Nicole Phelix’s Response to “Building momentum in young stroke research and services in Australia”
By Nicole Phelix, 26, Young Stroke Survivor, Myrtle Beach, South Carolina
As a young stroke survivor, it is uplifting to hear others are driven to research the gap in services available. There are several elements of young stroke lacking research, data, and advocacy; prevention and services for survivors are undoubtedly some of these. The treatment and care I received in the hospital, acute inpatient and outpatient rehabilitation settings was outstanding, and the progressI’ve made thus far is all thanks to the caring providers in each facility. Knowledge of young stroke and insight as to how it impacts individuals differently at particular life stages is lacking across the board, though. At 26 years old, I was not expecting to encounter stroke. My family and friends were in disbelief, as well. The medical professionals working with me were well trained, but they appeared just as shocked as we were. The individuals dictating the various aspects of my recovery knew the impact of stroke on elder patients and their lives, but my situation seemed a bit foreign to them. Information on the internet is even scarce; my caregivers and family members found it difficult to help without such knowledge. We were all relying on someone else to know something more than we did, which is a scary thing when you are dealing with significant impairments to your physical body and life circumstances.
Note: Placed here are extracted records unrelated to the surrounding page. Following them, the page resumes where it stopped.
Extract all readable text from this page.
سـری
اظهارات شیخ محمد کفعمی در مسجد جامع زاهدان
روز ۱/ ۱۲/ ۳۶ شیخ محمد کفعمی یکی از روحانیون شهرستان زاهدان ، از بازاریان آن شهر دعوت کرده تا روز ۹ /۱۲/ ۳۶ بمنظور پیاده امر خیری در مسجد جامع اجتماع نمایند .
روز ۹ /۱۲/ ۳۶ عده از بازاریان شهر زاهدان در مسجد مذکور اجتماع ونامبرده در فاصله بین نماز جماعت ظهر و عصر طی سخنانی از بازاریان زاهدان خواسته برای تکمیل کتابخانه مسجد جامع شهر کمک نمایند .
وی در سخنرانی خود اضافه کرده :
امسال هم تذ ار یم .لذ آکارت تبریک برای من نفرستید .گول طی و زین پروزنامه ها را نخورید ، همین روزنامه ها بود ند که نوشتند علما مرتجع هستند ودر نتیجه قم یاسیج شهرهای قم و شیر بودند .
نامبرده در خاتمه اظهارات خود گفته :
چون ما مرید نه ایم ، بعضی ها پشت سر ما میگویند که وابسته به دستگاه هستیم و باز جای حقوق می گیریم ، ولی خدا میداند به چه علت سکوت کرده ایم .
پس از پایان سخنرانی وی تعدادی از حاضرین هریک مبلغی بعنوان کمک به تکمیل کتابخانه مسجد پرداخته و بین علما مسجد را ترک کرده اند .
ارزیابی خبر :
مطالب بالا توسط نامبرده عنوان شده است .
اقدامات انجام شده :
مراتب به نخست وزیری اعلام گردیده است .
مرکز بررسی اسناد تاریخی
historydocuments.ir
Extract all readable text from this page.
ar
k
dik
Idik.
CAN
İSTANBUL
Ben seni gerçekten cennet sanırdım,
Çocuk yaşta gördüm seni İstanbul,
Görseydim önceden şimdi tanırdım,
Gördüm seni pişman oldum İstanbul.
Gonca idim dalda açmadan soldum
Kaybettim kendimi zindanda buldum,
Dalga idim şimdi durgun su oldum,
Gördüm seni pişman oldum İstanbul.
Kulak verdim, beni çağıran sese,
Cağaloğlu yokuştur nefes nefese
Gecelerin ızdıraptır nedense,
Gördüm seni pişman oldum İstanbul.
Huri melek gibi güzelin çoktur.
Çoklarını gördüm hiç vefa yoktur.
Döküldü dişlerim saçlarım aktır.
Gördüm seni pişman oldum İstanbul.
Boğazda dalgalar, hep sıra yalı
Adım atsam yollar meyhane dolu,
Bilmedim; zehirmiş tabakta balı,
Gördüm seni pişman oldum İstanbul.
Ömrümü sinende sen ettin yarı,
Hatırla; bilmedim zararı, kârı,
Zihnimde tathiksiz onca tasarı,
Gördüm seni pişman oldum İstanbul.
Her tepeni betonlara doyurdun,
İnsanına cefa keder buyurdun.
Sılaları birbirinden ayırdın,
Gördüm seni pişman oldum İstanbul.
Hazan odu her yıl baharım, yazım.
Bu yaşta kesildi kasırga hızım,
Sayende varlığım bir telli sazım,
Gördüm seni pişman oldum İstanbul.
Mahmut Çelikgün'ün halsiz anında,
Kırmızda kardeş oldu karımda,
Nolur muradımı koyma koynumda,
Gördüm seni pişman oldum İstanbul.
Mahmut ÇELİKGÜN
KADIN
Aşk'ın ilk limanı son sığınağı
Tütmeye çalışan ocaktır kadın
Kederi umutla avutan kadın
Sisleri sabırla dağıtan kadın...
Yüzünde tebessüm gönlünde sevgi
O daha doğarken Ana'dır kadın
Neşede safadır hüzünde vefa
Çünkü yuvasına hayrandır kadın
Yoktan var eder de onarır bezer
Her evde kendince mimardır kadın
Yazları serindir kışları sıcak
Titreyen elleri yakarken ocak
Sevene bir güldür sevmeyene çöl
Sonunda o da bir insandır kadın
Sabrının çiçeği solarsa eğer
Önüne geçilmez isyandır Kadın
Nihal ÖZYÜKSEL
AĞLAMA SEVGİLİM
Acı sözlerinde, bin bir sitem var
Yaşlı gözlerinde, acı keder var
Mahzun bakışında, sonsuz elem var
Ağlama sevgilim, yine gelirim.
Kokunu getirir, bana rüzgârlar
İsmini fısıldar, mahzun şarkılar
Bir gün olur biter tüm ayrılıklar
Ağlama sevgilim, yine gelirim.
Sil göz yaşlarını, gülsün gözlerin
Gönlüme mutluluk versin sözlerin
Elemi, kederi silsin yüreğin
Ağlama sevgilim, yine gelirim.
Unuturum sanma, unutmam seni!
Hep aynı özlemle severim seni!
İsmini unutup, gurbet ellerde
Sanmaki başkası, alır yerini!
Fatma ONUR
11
Support groups for young stroke survivors are hard to come by. I’ve chosen to be part of a support group which is available for survivors of all ages. While I am extremely grateful for the sense of community and belonging it provides, can we really expect a 75-year-old survivor to grasp the impact of stroke on employment, family planning, financial dependency, etc. for someone under the age of 30? Just as I cannot truly understand the impact of stroke on someone in a later life stage, I cannot expect someone else to understand the impact on survivors in the life stage of which I currently belong. Telehealth consultations and internet programs mentioned in this article can certainly be beneficial. The need to be part of an identifiable community among other people with shared experiences is crucial. I am fortunate enough to have generous parents/caregivers and a village around me who provide love, encouragement and support, but the feeling I get when talking with (or reading about) other young survivors with similar experiences is unparalleled. Access to medical personnel, psychotherapists, and other professionals trained specifically in young stroke through such programs would also be beneficial. Having professionals available to answer questions about disability claims, healthcare/insurance options, employment specialties, family planning information, etc. would be helpful to many young survivors. There are already professionals available with knowledge on each of these topics, but can these professionals provide information specifically related to our population’s needs? I’ve personally had too many experiences with professionals redirecting me to someone else because they are unsure of the information, and this is just the beginning for me. Rather than being passed along a string of individuals (and usually finding ourselves without a firm, educated answer at the end), it would be wonderful to have professionals in multiple fields trained to assist young stroke survivors. Even within our category of “young stroke survivors”, we each have differing deficits, losses, changes, and impacts. It is imperative to be mindful of this while exploring new solutions and services.